To Loan or Not to Loan?…The Future of HFLA Auto Loans

 

 

Photo by Tim Mossholder on Unsplash

 

To Loan or Not to Loan?…Auto Loans

 

What does car ownership look like in 2025? We are not floating around in flying cars like we were promised. In fact, buying and owning a car feels more challenging and complex than ever. Between skyrocketing (pun intended) costs and the interest rate rollercoaster, many people do not know where to begin. In 2022, HFLA launched an auto loan to help simplify the process and make owning a car more accessible. After two years of this loan product, we found more questions than answers. Can we keep up with demand? Do these loans align with our lending principles? Can we manage the mechanics of these complicated loans? 

 

Bloomberg reports that car repossessions increased to 23% in 2024, up 14% from the 2019 pre-pandemic levels. Why is this happening? During the pandemic, lenders were more lenient with payment schedules, giving people some flexibility during those unprecedented times. Times have become… precedented again. Inflation has shifted, and monthly car payments have gone to near-record highs. “The average interest rate for a new car is currently 7.3%, and for a used car, it’s 11.5%, according to Edmunds data. That means, on average, monthly bills are now $739 for a new car and $549 for a used car.” In June 2024, over 5% of auto borrowers were at least 2 months late.

 

Generally speaking, everything is getting more expensive. The cost of living has increased across the board. The Bureau of Labor Statistics reports that the Consumer Price Index has risen 2.7% for the past 12 months (ending in November 2024), with food, shelter, and energy indexes all rising. With personal budgets becoming tight and wages stagnant, there is increased distress on the consumer. People have to choose between rent, food, and utilities. As expenses become overwhelmingly inflated, auto payments become deprioritized, which used to be the priority due to fear of repossession.

 

Where does HFLA fit in all of this?

In January 2022, HFLA began offering auto loans intended to support the purchase of automobiles. Our auto loans went up to $15,000–larger than all of our other personal loans and had a monthly payment of no more than $250.

 

Auto loans have allowed people to purchase a car. But is this just pushing off the inevitable? Cars are expensive investments, and most people’s livelihoods revolve around having one. Cars have become a modern essential, whether people travel to and from work, run crucial errands, make appointments, or work with their car (Ubering or Dooordashing). 

 

But have people become burdened by the same thing meant to assist them? This question led us to pause our auto purchase loans in the Fall of 2024. 

 

One of our borrowers, Pat Nolan, is a perfect case study to follow our position on auto loans.

 

Nolan learned about HFLA after the Western Reserve Land Conservancy bought his home in the Euclid Beach Mobile Home Community. This decision “felt like a rug had been pulled out from under us,” Nolan explained, recounting the community banding together to ensure that their neighbors were treated fairly and given just compensation.
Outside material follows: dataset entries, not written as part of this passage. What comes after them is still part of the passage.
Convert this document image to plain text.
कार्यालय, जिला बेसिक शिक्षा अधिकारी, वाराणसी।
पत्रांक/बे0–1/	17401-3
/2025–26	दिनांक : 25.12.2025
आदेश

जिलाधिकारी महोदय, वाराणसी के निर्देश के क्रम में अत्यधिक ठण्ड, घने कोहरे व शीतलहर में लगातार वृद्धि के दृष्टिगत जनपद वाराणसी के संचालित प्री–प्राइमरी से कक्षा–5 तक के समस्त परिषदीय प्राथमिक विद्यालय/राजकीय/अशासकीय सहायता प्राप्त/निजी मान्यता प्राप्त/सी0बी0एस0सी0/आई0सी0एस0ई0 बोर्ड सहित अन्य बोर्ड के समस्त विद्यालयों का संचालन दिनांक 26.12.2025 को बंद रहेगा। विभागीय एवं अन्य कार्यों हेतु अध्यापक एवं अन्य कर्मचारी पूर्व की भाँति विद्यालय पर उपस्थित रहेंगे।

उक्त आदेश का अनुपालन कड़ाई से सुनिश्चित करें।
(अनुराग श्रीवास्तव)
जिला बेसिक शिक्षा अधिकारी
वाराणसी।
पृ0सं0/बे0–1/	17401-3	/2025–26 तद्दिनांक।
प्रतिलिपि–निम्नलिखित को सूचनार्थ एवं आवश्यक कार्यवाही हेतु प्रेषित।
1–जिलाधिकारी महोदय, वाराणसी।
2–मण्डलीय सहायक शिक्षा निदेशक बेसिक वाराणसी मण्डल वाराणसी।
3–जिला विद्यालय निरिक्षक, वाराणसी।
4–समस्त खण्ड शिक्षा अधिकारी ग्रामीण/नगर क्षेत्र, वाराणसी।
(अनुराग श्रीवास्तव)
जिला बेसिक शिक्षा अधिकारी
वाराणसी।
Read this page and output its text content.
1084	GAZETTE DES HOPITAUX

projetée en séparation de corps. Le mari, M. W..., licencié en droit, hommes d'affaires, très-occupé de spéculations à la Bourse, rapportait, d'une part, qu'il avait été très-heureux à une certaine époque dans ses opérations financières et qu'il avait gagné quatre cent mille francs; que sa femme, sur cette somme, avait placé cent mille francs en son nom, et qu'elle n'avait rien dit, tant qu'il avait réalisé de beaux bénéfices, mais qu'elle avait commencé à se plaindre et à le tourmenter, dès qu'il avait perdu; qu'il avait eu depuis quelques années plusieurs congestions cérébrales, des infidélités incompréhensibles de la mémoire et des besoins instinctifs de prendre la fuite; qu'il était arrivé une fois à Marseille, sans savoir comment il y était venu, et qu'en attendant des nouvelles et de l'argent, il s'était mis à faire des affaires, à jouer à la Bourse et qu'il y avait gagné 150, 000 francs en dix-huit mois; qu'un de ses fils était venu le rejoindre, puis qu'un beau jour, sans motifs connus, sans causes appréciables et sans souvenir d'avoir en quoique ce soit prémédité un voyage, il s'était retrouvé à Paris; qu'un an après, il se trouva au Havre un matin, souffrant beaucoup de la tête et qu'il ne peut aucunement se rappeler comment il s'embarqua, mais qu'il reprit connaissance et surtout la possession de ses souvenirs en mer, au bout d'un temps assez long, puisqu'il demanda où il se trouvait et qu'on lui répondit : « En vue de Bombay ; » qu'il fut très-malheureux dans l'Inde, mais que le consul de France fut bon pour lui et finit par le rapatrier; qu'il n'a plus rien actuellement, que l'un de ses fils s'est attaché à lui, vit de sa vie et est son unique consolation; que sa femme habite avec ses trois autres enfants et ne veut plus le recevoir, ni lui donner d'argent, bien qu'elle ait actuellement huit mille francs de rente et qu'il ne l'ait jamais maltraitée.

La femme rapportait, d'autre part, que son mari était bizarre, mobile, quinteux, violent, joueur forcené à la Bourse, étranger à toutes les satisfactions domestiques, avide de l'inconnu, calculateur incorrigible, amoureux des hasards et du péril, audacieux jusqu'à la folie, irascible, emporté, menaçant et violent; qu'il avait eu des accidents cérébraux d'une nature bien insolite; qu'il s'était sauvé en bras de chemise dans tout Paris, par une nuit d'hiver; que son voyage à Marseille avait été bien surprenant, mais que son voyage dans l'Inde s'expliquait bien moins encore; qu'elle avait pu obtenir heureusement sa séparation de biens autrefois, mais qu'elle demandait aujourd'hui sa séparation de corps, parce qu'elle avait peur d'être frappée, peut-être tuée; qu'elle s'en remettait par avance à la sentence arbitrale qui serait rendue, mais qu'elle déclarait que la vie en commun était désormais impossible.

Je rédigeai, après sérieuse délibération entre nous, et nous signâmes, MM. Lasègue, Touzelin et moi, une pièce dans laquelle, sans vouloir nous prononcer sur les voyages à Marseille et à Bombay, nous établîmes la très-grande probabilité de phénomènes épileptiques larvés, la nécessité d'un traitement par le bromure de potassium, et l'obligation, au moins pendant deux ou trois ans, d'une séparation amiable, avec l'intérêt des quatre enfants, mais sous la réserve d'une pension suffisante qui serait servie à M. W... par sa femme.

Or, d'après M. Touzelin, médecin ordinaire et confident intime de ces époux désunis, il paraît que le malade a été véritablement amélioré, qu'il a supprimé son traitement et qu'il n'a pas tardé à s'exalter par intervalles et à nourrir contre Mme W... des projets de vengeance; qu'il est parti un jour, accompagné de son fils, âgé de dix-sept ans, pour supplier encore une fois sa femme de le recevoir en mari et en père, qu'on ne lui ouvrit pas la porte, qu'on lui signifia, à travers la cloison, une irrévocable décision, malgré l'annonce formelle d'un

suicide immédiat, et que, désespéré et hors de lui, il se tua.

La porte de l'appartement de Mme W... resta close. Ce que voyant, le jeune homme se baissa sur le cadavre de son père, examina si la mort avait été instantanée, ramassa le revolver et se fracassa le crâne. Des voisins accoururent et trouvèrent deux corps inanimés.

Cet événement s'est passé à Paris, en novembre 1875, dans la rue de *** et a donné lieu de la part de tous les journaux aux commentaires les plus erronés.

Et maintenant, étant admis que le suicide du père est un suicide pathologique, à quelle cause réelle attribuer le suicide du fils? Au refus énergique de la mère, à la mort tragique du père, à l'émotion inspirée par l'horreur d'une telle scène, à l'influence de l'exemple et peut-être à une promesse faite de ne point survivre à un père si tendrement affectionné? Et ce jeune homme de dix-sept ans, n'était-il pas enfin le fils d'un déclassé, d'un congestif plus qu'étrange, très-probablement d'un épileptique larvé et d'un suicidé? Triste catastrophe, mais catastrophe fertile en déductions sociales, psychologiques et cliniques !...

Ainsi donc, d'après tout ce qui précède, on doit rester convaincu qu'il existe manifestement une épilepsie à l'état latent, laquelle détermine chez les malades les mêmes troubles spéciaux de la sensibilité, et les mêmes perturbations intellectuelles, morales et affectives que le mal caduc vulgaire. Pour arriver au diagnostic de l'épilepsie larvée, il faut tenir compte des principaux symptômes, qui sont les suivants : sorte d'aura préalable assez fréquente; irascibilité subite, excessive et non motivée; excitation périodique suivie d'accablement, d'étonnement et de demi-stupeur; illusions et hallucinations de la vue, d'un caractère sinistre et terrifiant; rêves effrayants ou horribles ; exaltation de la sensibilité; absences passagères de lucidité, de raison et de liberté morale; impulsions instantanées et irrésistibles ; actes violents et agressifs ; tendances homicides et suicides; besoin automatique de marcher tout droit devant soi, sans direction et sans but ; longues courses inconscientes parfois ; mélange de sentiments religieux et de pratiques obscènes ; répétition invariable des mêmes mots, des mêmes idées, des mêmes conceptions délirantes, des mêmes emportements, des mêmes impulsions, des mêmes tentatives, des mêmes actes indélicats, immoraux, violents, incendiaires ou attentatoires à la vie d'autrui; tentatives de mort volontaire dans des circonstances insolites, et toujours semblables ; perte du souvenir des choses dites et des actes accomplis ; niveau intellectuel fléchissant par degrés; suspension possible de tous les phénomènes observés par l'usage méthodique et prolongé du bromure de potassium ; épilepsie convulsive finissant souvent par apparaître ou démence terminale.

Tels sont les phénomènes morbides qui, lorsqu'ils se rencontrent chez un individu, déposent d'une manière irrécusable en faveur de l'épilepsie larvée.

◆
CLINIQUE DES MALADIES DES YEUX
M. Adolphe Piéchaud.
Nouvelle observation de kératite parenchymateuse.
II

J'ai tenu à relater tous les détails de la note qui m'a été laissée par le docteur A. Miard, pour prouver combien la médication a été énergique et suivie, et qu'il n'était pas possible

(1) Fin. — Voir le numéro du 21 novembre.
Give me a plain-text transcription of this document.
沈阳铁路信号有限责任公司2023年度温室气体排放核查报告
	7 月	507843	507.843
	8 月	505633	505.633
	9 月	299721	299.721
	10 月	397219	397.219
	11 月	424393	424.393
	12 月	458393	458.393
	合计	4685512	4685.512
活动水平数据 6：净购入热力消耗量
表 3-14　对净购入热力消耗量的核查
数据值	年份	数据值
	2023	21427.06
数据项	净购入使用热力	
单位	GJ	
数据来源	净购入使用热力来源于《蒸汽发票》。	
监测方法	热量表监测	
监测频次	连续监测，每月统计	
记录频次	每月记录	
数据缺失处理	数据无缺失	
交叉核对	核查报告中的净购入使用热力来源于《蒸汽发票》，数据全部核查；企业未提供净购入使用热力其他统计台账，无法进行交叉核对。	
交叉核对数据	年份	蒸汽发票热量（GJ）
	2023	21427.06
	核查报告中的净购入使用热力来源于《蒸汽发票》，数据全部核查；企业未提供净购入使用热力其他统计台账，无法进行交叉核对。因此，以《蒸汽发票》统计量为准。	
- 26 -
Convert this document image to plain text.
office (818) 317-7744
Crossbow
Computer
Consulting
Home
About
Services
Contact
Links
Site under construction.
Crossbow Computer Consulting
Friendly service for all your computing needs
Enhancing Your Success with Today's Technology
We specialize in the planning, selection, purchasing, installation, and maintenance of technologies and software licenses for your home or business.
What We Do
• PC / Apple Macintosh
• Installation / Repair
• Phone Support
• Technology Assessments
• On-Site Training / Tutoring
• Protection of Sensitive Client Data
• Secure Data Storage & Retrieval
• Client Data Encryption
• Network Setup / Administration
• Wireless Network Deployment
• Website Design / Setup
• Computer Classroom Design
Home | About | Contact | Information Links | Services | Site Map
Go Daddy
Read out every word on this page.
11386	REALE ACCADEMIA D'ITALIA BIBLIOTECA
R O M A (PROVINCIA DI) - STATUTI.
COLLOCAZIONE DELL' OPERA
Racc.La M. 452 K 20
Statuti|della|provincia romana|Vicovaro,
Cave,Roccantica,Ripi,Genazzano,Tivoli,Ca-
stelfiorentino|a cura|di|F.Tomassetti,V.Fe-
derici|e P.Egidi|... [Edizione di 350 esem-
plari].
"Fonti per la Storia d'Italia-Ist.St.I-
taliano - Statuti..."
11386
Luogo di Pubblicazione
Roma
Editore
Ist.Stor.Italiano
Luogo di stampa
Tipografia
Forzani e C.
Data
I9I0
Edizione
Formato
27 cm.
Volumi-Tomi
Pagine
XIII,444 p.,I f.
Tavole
Some people, like Nolan, had been in this neighborhood for over 10 years and were not expecting this sudden lifestyle shift. HFLA partnered with the Western Reserve Land Conservancy, making loans to those who needed a little extra to smoothly transition to a new location. 

 

Having to move put distance between him and his mother, who still lived in the area. Our auto loans seemed like a perfect solution.

 

“Cars are great when they work, and they’re a pain when they don’t,” Nolan states. Anyone who has owned a car knows that sentiment well. Nolan purchased a used car and, within a few months, the transmission blew out. Nolan returned to us to increase his loan and beagle to afford the necessary parts. Because he had not borrowed the maximum amount available, we increased his loan, and he received a 3-year unlimited-mile warranty on his transmission. 

 

But cases of unexpected car troubles happened incredibly often to our other borrowers.

 

When it comes to owning a vehicle, there are many moving parts: insurance, car payments, parking fees – without even factoring in unexpected (but inevitable) expenses, like flat tires, busted transmissions, and general damages that occur when simply operating a vehicle. 

 

While people are paying off their car loans, a lot can happen during that period. The average auto loan term is 68 months, and plenty of incidents can happen during that time. This is what makes offering auto loans so tricky. We pride ourselves on helping people get on the path to financial stability. However, many of our borrowers could not get their footing, even with their loans. 

In the situation where someone can no longer pay their auto loan, where does that put us? We are not in the business of repossession; it goes against the very core of our mission. We look to help our community members, not become a threatening presence that can take someone’s livelihood away. Our loans are intended to stabilize individuals and families and help them through treacherous financial times. These loans were increasingly putting people in precarious financial positions. 

 

We continue offering interest-free auto repair loans and refinancing loans up to $10,000. We value our role as a vital community resource. Although our auto purchase loans didn’t go as expected, we’re looking ahead and exploring new opportunities to better serve Northeast Ohio.